Tim Murphy wonders why New Zealand rugby fans can’t have a show that’s fun and and irreverent and, well, more like rugby league’s The Footy Show*.
The problem with rugby in New Zealand is that it is only a game of two halves. Two world-class halves of on-field action. The third, critical part – the TV buildup and warm-down so brilliant in sports codes in Australia, the US and Britain – seldom rises to the occasion.
Our players have been number one in the world for so long no one seems to remember when another side held top ranking. Our coaches are succeeding internationally like never before. Our technical televising seems to be right up there, camerawork, replays, high and ground-level angles. The commentary is pretty partisan but proficient, so let’s put that aside.

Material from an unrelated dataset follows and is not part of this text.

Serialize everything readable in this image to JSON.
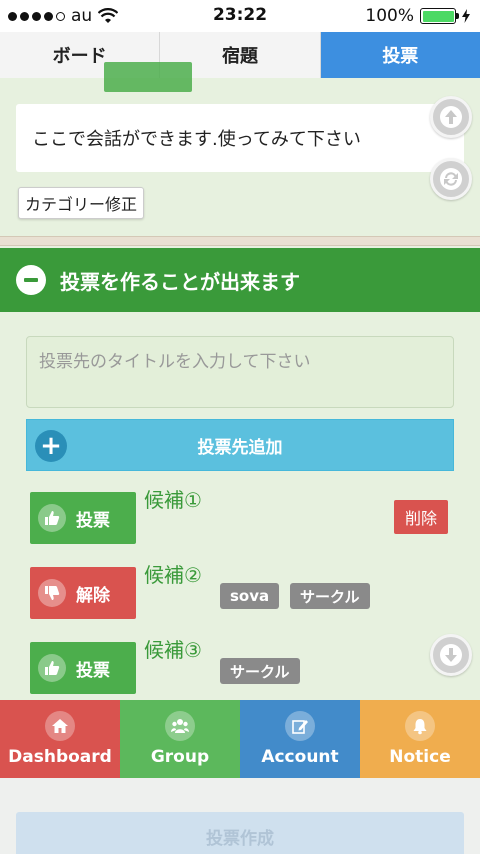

It’s just in the bits when we get people on preview and review shows to talk about the game during the week and on match days that we drop the ball. Sky TV is reducing the role of the professional broadcasters – the fine Tony (TJ) Johnson and thinking man’s fan Scotty (Sumo) Stevenson – and thrusting forward former players. Most of them really former, like 20 years ago.
Despite the two decade search, they seem to have never really found the star players to make the transition to TV stars. On the chat show format, Marc Ellis was (and in comments Justin Marshall and on panels John Kirwan might now be) the exception. But the list of those who try their best without obvious training and development is long.
Short of identifying players who have played, retired and can fit into a Working Style suit, there doesn’t seem to be much going on out at Sky’s Mount Wellington headquarters to do the nation’s big game justice.
How can it be that Jeff Wilson is the face of rugby on New Zealand TV? Great rugby and cricket player – just not in possession of a TV face, voice or personality. His natural state is one of a frowning earnestness, tired eyelid droop and long, long monologues dressed up with a question mark.
At last year’s Rugby World Cup his nightly stints on a professionally chaired panel alongside former Springbok Joel Stransky and ex-Wallaby George Gregan were exercises in lots of Jeff finger points and told-you-sos, while the others brought humour, banter and self-deprecation.
During the aftermatch of the Super Rugby final on Saturday, almost every question Jeff directed to his panelists was a speech. The panelists themselves were mixed. Christian Cullen is authentic and has something to say, Kirwan is all Latin arm gestures, spiky hair and designer glasses but he is real, raw, funny and very recently from the cauldron.
The surprise is Andrew Mehrtens – a flamboyant, funny personality Sky has somehow locked away in a stiff, awkward TV set performer. Saturday’s wilful drenching of his smart suit on the sideline before kick-off was distracting more than illuminating.
The big question is how come a whole generation of All Blacks can’t produce a Matty Johns, Ben Ikin, Mark Gasnier, Nathan Hindmarsh or Beau Ryan – just to name some of the current talent gracing the Aussie league shows.
It isn’t just in presenting in front of the camera that we fall behind. The ideas the Australian Footy Show, Fox Sports’ NRL 360 and Monday Night with Matty Johns come up with for these characters to show their cheek and talent are light years from the New Zealand offerings on Sky.
Are we too small a market? Too limited a talent pool? Too shy? Too gentlemanly? Too humble and mumbling to pull off such a show?
Surely not. The legendary Ric Salizzo did it on Sports Cafe with Marc Ellis, Eric Rush and others. The Crowd Goes Wild often gets there with the peerless James McOnie, if you can look past Mark Richardson’s self-satisfaction.
Rugby has a lock on the sports market in New Zealand and deserves a regular high-level showcase on the channels of its rights broadcaster. A few groups of talking heads, led by Jeff, and maybe Ian Jones standing up showing tactics or drawing a move here and there on a screen, are just too darned average.
Karl Te Nana was good on-field during the final, and Steve Devine used to be terrific with him on their provincial rugby show. Cory Jane would be daring, risky and funny when he stops playing and Israel Dagg has that glint in his eye and a smile – that’s it, a smile! – that lights up a 50 inch Panasonic screen. Jeff Toomaga Allen showed class and promise during a quick interview the other night.
Then the talent needs ideas – some devices, gags, regular gigs – that help today’s players show their humanity and lives away from rugby. Behind the scenes interviews and chats. Fun, insight, smiles.
What we need is someone to Make Rugby on TV Great Again.
* Editor’s note: the Footy Show is Australian, therefore contains all of what makes Australia problematic as a country. We’re not advocating for importing that – just the sense of humour and of sport as being part of society.